Bob Mills Canadian Alliance Red Deer, AB

Mr. Speaker, the single biggest flaw in the bill is that the species at risk legislation will never be effective. It will be a failure because it fails to deal with the issue of compensation for landowners who will suffer economic losses as a result of the implementation of measures to protect species at risk and their habitat.

Compensation. The word sounds so grasping, so selfish, so un-Canadian. Why would people expect to get paid for obeying the law? Why should property owners not be willing simply to absorb the cost themselves in the service of a greater social good?

When people's livelihoods are at stake, they have a different view of things. Maybe a farmer will have to leave sections of land untouched for a number of years, or adopt farming practices to accommodate nesting birds. Maybe areas of the forest will be off limits during migration.

There are lots of ways property owners and resource users will be affected, some temporary, some permanent. In many cases they will face costs, lost income from not being able to use their land, or perhaps actual costs incurred to protect habitat or provide for individuals of an endangered species.

It is completely incorrect to think that farmers, for example, are just sitting there waiting for the government to put compensation into the bill so they can sell their land. Some members seem to imply this. The government seems to think that every farmer just wants to get rid of his land and that they will react that way to this legislation. Anyone listening to the minister talk about compensation would think that he believes that.

For the farmers and ranchers whom I know, their land is their life. Often it has been in their family for generations. They are not looking for an easy way out or to sell it to the government.
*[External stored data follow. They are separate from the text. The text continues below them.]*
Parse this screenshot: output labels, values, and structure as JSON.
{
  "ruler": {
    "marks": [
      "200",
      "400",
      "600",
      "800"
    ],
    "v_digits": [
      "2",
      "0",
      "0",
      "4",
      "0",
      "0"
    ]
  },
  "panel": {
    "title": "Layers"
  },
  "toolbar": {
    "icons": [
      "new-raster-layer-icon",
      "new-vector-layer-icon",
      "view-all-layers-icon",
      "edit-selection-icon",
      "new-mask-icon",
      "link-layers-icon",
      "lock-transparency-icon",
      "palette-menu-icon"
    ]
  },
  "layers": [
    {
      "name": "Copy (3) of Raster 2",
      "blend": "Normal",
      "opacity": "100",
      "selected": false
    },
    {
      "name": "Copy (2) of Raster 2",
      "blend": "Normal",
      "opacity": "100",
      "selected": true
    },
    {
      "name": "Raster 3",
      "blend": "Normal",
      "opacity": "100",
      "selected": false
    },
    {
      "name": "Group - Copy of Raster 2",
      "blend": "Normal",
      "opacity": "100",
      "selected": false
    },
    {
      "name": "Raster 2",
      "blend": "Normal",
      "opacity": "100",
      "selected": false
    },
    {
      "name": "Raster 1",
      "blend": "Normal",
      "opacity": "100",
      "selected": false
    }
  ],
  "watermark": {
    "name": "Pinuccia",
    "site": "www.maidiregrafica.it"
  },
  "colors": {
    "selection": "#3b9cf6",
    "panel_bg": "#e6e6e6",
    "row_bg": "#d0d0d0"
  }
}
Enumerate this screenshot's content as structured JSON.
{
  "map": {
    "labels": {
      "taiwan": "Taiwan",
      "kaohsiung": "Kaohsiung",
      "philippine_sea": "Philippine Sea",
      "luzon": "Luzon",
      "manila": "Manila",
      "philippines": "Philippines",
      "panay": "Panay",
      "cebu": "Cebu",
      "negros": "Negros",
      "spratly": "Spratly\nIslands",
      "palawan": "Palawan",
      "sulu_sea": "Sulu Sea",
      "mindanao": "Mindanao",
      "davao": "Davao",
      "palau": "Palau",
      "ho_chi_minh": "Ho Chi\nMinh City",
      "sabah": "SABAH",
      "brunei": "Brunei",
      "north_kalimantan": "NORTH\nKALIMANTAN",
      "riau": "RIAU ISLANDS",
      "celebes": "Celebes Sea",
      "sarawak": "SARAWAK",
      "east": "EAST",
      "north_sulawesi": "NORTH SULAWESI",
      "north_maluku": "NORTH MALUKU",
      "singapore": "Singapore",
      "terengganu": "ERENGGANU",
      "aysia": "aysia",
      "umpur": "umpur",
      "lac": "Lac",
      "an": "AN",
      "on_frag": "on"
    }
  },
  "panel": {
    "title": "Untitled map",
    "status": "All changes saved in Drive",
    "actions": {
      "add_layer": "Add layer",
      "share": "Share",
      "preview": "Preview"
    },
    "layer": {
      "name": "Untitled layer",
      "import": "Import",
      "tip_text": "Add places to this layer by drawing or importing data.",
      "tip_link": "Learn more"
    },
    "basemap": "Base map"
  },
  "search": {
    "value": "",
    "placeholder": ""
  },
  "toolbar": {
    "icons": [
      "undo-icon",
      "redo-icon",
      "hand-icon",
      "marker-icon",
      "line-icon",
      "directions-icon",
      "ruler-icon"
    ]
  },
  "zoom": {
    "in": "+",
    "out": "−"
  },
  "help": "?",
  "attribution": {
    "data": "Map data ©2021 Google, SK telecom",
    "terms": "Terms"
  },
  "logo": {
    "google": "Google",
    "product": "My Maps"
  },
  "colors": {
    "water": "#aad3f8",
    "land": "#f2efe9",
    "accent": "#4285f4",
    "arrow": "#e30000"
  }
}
They respect the wildlife on their property and would be happy to work co-operatively in a voluntary stewardship program. However when costs arise they do not want to be left holding the bag. Losing 10% of their land could easily put a farmer or rancher out of business.

No doubt the minister will say that the bill recognizes the principle of compensation. Let us look at the bill. Yes, it does say that the minister may, and I emphasize the word may, provide compensation. It is good that is there. The government even seems willing to retain the committee's wording of fair and reasonable compensation. That is even better.

However, in Bill C-5 any compensation that is left entirely to the minister's discretion will not be fine with the farmers I know. These will be hollow promises. “Trust us” is not something that people will accept. Until property owners and resource users know the losses they will suffer and the compensation that will be there, this bill will not work.

Instead, what has the government done in the legislation? It is moving to reverse what the committee did and instead make even the very drafting of regulations at the minister's discretion. He might, he might not. That is not very convincing. Again as I have said, most people will not accept “trust us”.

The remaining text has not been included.